As fotos dessa região portuário não ficaram das mais bonitas, pois o dia estava nublado. Mesmo assim, decidi subir o MONTE PELLEGRINO, que é uma montanha central na cidade que fica a 600 metros acima do mar. Pense em vistas lindas do alto desse morro que comprovam o quanto Palermo pode ser considerada a Rio de Janeiro da Itália. A praia urbana de Spiaggia Mondello e suas águas cristalinas puxando pro azul turquesa também fez parte do passeio e logicamente não decepcionou!

Infelizmente o tempo era curto e não passei tantos dias quanto gostaria nessa viagem pra Sicília. No dia seguinte peguei a estrada de Palermo, no sentido pra Catania, pelo interior da ilha, que é repleto de paisagens campestres, pastos, plantações e mais montanhas. E aqui segue outra dica: caso vá fazer um trecho de ida e volta pra uma mesma cidade de onde vai pegar o voo de chegada e o de partida, recomendo, se for possível e os trajetos foram interessantes, fazer uma triangulação; isto é: vá por um caminho e volte por outro, pra ver mais paisagens e mais do interior e da vida rural daquele lugar. Mas se for um local em que a possibilidade de triangulação não for possível, vá e volte pelo mesmo caminho; mas com certeza o ângulo das paisagens que verás será justamente o oposto. Portanto vai ser bom de uma forma ou de outra!

A previsão do tempo para o dia cooperou pra essa road trip e decidi fazer a conquista do MONTE ETNA antes de pernoitar no primeiro e último destino dessa viagem: Catania. A cor predominante de um vulcão geralmente é cinza. Pode ser que haja uma variação maior de colorações e de flora e fauna, caso esteja localizado em áreas tropicais, como na Indonésia, ou nas Filipinas, por exemplo. Aqui na Sicília o Monte Etna perto do nível do mar tem vegetação esverdeada, mas conforme você vai subindo a montanha e sua vegetação fica mais limitada e menos variada, por causa do clima temperado mediterrâneo, por causa do frio maior nos invernos e pela altitude (mas não se engane, use casaco até mesmo no verão, pois faz frio!). A partir de certo momento, aquela floresta de árvores vai dando lugar a uma vegetação mais rasteira (arbustos) e depois simplesmente pedras e cinzas do vulcão. Perto do topo é tudo cinza grafite com acréscimo do tom vermelho aqui e acolá e alguma vegetação rasteira esverdeada; lembra um pouco até as fotos da superfície lunar ou de marte, quem sabe?
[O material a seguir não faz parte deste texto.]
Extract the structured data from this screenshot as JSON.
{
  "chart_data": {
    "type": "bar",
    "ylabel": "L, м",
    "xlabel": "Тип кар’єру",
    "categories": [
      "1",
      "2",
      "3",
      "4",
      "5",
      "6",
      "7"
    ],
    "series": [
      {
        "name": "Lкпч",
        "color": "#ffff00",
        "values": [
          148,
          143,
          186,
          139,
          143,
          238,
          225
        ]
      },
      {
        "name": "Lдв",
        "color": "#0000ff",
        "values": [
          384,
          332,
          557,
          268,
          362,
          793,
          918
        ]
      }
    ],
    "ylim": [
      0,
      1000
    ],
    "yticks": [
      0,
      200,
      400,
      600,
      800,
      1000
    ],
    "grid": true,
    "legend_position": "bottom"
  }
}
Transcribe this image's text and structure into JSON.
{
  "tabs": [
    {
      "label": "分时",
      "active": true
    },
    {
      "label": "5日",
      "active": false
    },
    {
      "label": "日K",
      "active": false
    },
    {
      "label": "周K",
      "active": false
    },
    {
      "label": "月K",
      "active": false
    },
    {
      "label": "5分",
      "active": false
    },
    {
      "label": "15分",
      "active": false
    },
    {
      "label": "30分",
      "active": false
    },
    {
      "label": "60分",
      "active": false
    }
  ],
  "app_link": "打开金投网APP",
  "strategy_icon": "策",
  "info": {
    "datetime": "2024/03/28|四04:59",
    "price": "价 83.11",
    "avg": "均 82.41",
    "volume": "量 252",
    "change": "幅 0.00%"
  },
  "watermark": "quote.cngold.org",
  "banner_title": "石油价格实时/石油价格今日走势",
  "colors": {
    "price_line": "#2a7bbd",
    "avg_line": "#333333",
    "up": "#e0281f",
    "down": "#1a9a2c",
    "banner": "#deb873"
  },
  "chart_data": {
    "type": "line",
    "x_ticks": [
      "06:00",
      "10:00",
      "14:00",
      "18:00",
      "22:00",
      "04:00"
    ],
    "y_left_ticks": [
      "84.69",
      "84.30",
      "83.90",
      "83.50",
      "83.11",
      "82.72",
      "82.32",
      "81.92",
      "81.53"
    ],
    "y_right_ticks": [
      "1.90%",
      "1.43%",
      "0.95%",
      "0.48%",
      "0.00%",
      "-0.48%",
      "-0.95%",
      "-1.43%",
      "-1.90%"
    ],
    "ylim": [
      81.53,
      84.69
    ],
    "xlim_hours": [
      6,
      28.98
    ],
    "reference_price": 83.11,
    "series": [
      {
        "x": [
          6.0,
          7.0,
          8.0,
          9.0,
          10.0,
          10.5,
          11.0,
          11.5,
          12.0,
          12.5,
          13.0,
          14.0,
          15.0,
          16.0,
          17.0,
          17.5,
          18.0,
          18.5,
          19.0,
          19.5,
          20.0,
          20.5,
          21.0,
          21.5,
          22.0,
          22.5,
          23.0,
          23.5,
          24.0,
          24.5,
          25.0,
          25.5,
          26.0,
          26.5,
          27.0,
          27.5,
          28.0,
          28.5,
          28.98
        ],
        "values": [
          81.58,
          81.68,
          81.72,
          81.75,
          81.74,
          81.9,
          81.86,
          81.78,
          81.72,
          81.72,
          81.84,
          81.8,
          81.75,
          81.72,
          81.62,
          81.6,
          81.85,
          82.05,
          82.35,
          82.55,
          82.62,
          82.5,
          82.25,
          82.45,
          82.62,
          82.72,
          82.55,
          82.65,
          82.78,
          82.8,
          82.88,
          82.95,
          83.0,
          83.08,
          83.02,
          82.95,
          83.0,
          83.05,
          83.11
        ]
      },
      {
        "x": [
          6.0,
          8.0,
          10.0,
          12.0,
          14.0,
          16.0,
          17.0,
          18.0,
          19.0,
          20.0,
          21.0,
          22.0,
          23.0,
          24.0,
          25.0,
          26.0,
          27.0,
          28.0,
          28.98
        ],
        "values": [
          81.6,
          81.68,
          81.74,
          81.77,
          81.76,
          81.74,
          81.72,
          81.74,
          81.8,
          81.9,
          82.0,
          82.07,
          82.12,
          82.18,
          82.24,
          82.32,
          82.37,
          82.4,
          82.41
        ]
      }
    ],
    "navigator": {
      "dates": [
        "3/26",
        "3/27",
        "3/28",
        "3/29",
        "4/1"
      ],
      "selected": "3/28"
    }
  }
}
Decidi fazer a desbravada do topo do vulcão da maneira mais fácil e prática: fui até o RIFUGIO SAPIENZA (cerca de 2 mil metros de altitude), que é de onde parte o teleférico lá pra cima, pouco mais perto do topo a 2500 metros do nível do mar. De lá, dá pra ver a cratera principal ainda mais em cima expelindo fumaças a 3300 metros. Não cheguei até o precipício da cratera principal. Mas fiz uma boa trilha explorando todo o entorno e as diversas outras crateras do Etna. Ventava bastante e havia gelo acumulado em alguns locais. Mas a geleira do vulcão ficava mais no topo. Decidi fazer o caminho de volta à base da estação de esqui no Rifugio Sapienza à pé (não tem aquele ditado: pra descer todo santo ajuda?). Foi uma excelente experiência!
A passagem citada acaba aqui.